Many of China's largest companies list only a portion of their business, with oil giant Sinopec Corp., top steelmaker Baoshan Iron and Steel Co. and hydropower titan Yangtze Electric Power Co. representing their respective parents on bourses.
But several Chinese companies are considering listing their entire group, following a lead set in January by mobile phone and television giant TCL Group.
Shanghai Auto, a Chinese partner of General Motors and Volkswagen AG's Shanghai ventures, would either invite strategic investors or use its listed vehicle in Shanghai -- Shanghai Automotive Co. -- for its new listing, the Shanghai Securities News said. The listing would take place over the next few years.
"Shanghai Auto plans to complete asset restructuring within two years and aims to list as a group," the newspaper quoted the company's president, Hu Maoyuan, as telling a shareholders' meeting of its listed vehicle Monday.
"One of the choices will be a direct listing on overseas markets," Hu was quoted as saying.
"The world's major automakers are all already listed and so this is the right way to go for the firm," said analyst Xu Xiang at China Southern Securities. "Plus the government has been encouraging large State-owned firms to list in their entirety."
China, the world's fastest-growing major auto market, saw car sales leap 75 percent last year to a record 1.97 million units, though growth is expected to slow to 20 to 30 percent this year.

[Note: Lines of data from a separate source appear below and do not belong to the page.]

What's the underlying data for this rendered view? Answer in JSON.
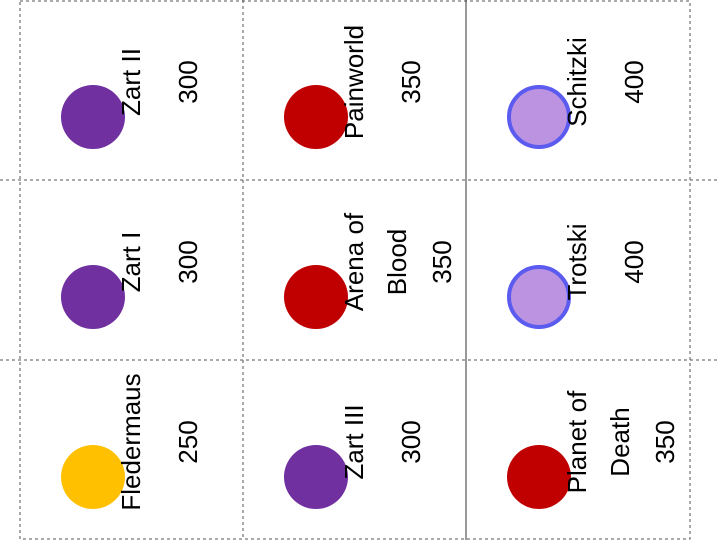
{
  "cards": [
    {
      "name_lines": [
        "Zart II"
      ],
      "price": 300,
      "color": "#7030a0"
    },
    {
      "name_lines": [
        "Zart I"
      ],
      "price": 300,
      "color": "#7030a0"
    },
    {
      "name_lines": [
        "Fledermaus"
      ],
      "price": 250,
      "color": "#ffc000"
    },
    {
      "name_lines": [
        "Painworld"
      ],
      "price": 350,
      "color": "#c00000"
    },
    {
      "name_lines": [
        "Arena of",
        "Blood"
      ],
      "price": 350,
      "color": "#c00000"
    },
    {
      "name_lines": [
        "Zart III"
      ],
      "price": 300,
      "color": "#7030a0"
    },
    {
      "name_lines": [
        "Schitzki"
      ],
      "price": 400,
      "color": "#bb93e0",
      "stroke": "#5b5bf0"
    },
    {
      "name_lines": [
        "Trotski"
      ],
      "price": 400,
      "color": "#bb93e0",
      "stroke": "#5b5bf0"
    },
    {
      "name_lines": [
        "Planet of",
        "Death"
      ],
      "price": 350,
      "color": "#c00000"
    }
  ]
}
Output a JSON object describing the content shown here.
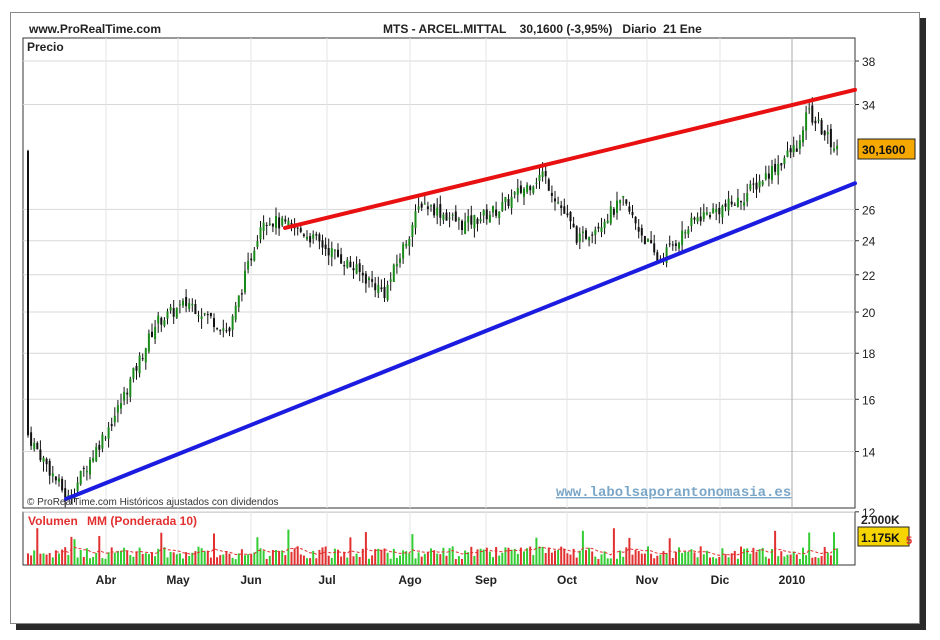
{
  "header": {
    "site": "www.ProRealTime.com",
    "ticker": "MTS - ARCEL.MITTAL",
    "price_change": "30,1600 (-3,95%)",
    "period": "Diario",
    "date": "21 Ene"
  },
  "price_panel": {
    "label": "Precio",
    "last_price": "30,1600",
    "credit": "© ProRealTime.com Históricos ajustados con dividendos",
    "watermark": "www.labolsaporantonomasia.es"
  },
  "volume_panel": {
    "label_volume": "Volumen",
    "label_ma": "MM (Ponderada 10)",
    "tick_top": "2.000K",
    "last_value": "1.175K",
    "last_value_suffix": "5"
  },
  "colors": {
    "up_candle": "#1a8a1a",
    "down_candle": "#111111",
    "resistance_line": "#e81010",
    "support_line": "#1c1ce0",
    "volume_up": "#33cc33",
    "volume_down": "#e23030",
    "price_badge": "#f5a800"
  },
  "chart_data": {
    "type": "candlestick",
    "y_scale": "log",
    "ylim": [
      12,
      40
    ],
    "y_ticks": [
      12,
      14,
      16,
      18,
      20,
      22,
      24,
      26,
      34,
      38
    ],
    "y_tick_labels": [
      "12",
      "14",
      "16",
      "18",
      "20",
      "22",
      "24",
      "26",
      "34",
      "38"
    ],
    "x_tick_labels": [
      "Abr",
      "May",
      "Jun",
      "Jul",
      "Ago",
      "Sep",
      "Oct",
      "Nov",
      "Dic",
      "2010"
    ],
    "grid": true,
    "approx_close_path": [
      {
        "month": "Mar",
        "close": 14.6
      },
      {
        "month": "Mar",
        "close": 12.4
      },
      {
        "month": "Abr",
        "close": 15.5
      },
      {
        "month": "Abr",
        "close": 19.5
      },
      {
        "month": "May",
        "close": 20.5
      },
      {
        "month": "May",
        "close": 19.0
      },
      {
        "month": "Jun",
        "close": 25.5
      },
      {
        "month": "Jun",
        "close": 24.5
      },
      {
        "month": "Jul",
        "close": 23.0
      },
      {
        "month": "Jul",
        "close": 21.0
      },
      {
        "month": "Ago",
        "close": 26.5
      },
      {
        "month": "Ago",
        "close": 25.0
      },
      {
        "month": "Sep",
        "close": 26.0
      },
      {
        "month": "Sep",
        "close": 28.5
      },
      {
        "month": "Oct",
        "close": 24.0
      },
      {
        "month": "Oct",
        "close": 26.5
      },
      {
        "month": "Nov",
        "close": 22.8
      },
      {
        "month": "Nov",
        "close": 25.5
      },
      {
        "month": "Dic",
        "close": 26.5
      },
      {
        "month": "Dic",
        "close": 31.0
      },
      {
        "month": "2010",
        "close": 33.6
      },
      {
        "month": "2010",
        "close": 30.16
      }
    ],
    "last_close": 30.16,
    "trendlines": [
      {
        "name": "resistance",
        "from": {
          "month": "Jun",
          "value": 24.8
        },
        "to": {
          "month": "2010",
          "value": 35.3
        }
      },
      {
        "name": "support",
        "from": {
          "month": "Mar",
          "value": 12.4
        },
        "to": {
          "month": "2010",
          "value": 27.8
        }
      }
    ],
    "volume": {
      "ylim": [
        0,
        2000
      ],
      "unit": "K",
      "last_value": 1175,
      "ma_type": "weighted",
      "ma_period": 10
    }
  }
}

The newspaper quoted Hu as saying that Shanghai Auto's sales hit 186.2 billion yuan (US$22.5 billion) last year. Vehicle sales were expected to exceed one million for the first time this year from just over 800,000 units last year.
"Shanghai Auto is more likely to choose to list overseas," said Xu. "It's such a huge company that the domestic bourses would find an offering too hard to digest."
Shanghai Auto has been casting a covetous glance at overseas acquisition targets.
It is already a part owner of South Korea's Daewoo Motors, which it bought into in 2002 along with General Motors and Japan's Suzuki Corp.
Shanghai Auto has also been keen to purchase South Korea's debt-laden Ssangyong Motor Co.
"Time is of the essence for Shanghai Auto, because if they wait too long to list they'll never be able to compete with the world's major auto companies," said analyst Gu Qing at Haitong Securities. "Expanding overseas is something they have to do."
Shanghai Auto has been aggressively expanding in China with General Motors, putting it in a better position to compete with the country's top automaker, First Automotive Works, as well as Dongfeng.
Foreign firms such as Volkswagen, General Motors and Honda Motor have invested billions of dollars in China, chasing increasingly affluent consumers who have benefited from the country's booming economy.